The U.S. embassy said activists led by Buddhist monks stormed the meeting in a Catholic Church compound in Colombo on Monday and "behaved threateningly towards the families".
The embassy said police appeared to support the mob, which halted the meeting of foreign diplomats, including from the U.S., and families whose relatives went missing during the conflict that ended in 2009.
"The United States strongly urges the government of Sri Lanka to enforce the rule of law and permit all citizens to exercise their most basic human rights, including freedom of speech," the embassy said in a statement.
"We also call on the government of Sri Lanka to take all possible steps to ensure the safety of families who had traveled from the north (the former war zone) to attend this meeting, both in Colombo and upon their return home," the embassy added.
Critics have accused President Mahinda Rajapakse's government of a renewed attempt to crack down on dissent, after it last month banned NGOs from holding press conferences on everything from exposing corruption to promoting voters' rights.
France, Germany, Britain and Switzerland joined the U.S. in demanding that the government respect its own laws guaranteeing freedom of association.

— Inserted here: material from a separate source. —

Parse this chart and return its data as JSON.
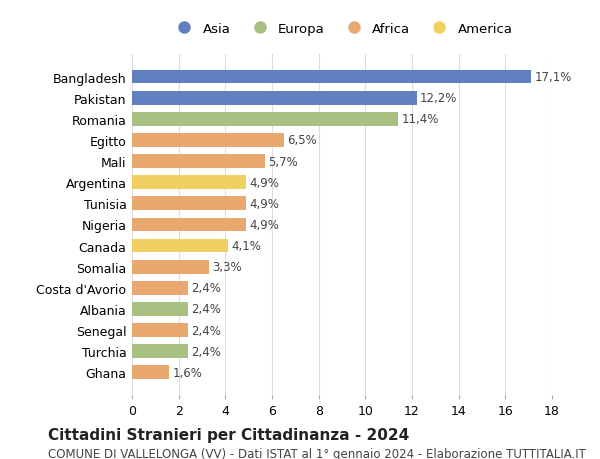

"We strongly urge the government to ensure and respect freedom of assembly and expression in Sri Lanka," the four Western nations said in a joint statement issued by their embassies in Colombo.
A group of Sri Lankan lawyers criticized the apparent intimidation of the families and demanded police prosecute those responsible.
Disruption of the meeting follows recent incidents in which pro-government mobs have broken up U.S.-funded workshops for journalists from Sri Lanka's ethnic Tamil minority.
These incidents also sparked criticism from the U.S. embassy which urged Sri Lanka to crack down on harassment of journalists and to protect their rights.
The country's main media rights group, the Free Media Movement, said dozens of pro-government activists blocked Tamil journalists from holding one of the training sessions in Colombo late last month.
Colombo faces an international investigation over allegations that government forces killed at least 40,000 Tamil civilians in the final months of the war between the military and rebels fighting for a separate homeland for Tamils.
Colombo has long denied the charge.
The murders of more than a dozen journalists and media workers during the decades-long war have remained unsolved for the past 25 years.